Questions
5 questions per paper
Difficulty
Medium
Importance
Key for Class 12 Boards and Economics core units
Overview
Index numbers are specialized statistical tools designed to measure changes in a variable or group of variables over time or space. They are essential for analyzing economic trends like inflation and price fluctuations, making them a high-yield topic for both board exams and competitive economic assessments.
Weighted and Unweighted Index Numbers
Unweighted indexes treat all commodities as equal, while weighted indexes assign importance to items based on their economic significance or quantity consumed. Understanding the difference between Simple Aggregative and Weighted Aggregative methods is the foundation of this chapter.

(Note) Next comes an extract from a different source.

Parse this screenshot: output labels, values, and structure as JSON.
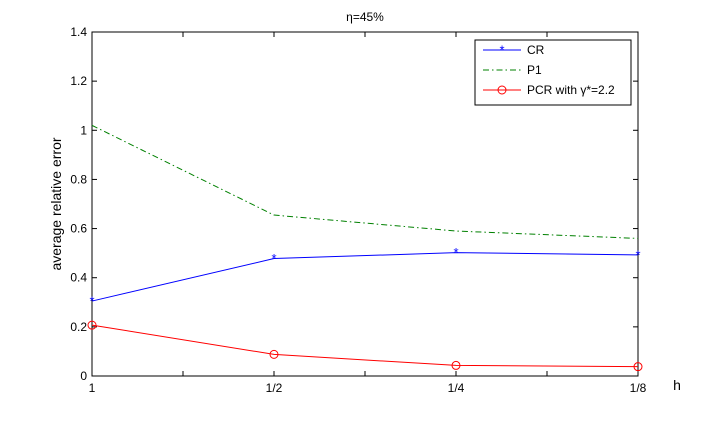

- Simple Aggregative Method: P = (ΣP1 / ΣP0) * 100
- Simple Average of Price Relatives: P = Σ(P1/P0 * 100) / n
- Weighted Index uses quantity (q) as weights
- Unweighted index lacks precision for complex economic analysis
Laspeyres, Paasche, and Fisher Index
These are the core formulas for calculating weighted price indices using different base periods. The Fisher Index is theoretically the most important as it is considered the 'ideal' index due to its ability to satisfy time reversal and factor reversal tests.
- Laspeyres Index (Base year weight): L = (ΣP1Q0 / ΣP0Q0) * 100
- Paasche Index (Current year weight): P = (ΣP1Q1 / ΣP0Q1) * 100
- Fisher's Ideal Index: F = √(L * P)
- Fisher is the geometric mean of Laspeyres and Paasche
CPI and WPI
The Consumer Price Index (CPI) and Wholesale Price Index (WPI) are the primary indicators of inflation in India. Aspirants must distinguish between the retail perspective of CPI and the bulk-transaction perspective of WPI.
- CPI measures retail price changes for consumers
- WPI measures inflation at the wholesale or factory-gate level
- CPI is often used for wage indexing and dearness allowance
- WPI focuses primarily on manufactured goods and raw materials
Formula Sheet
Simple Aggregative: P = (ΣP1 / ΣP0) * 100
Laspeyres: L = (ΣP1Q0 / ΣP0Q0) * 100
Paasche: P = (ΣP1Q1 / ΣP0Q1) * 100
Fisher Ideal: F = √((ΣP1Q0 / ΣP0Q0) * (ΣP1Q1 / ΣP0Q1)) * 100
Exam Tip
Always verify if the question asks for Laspeyres or Paasche before starting your table; using the wrong weight column is the most common reason for calculation errors.
Common Mistakes
- Confusing base year quantities (Q0) in Laspeyres with current year quantities (Q1) in Paasche.
- Forgetting to multiply the final ratio by 100, resulting in decimal points instead of index percentages.
- Mistaking the Arithmetic Mean for the Geometric Mean in Fisher's Ideal Index calculation.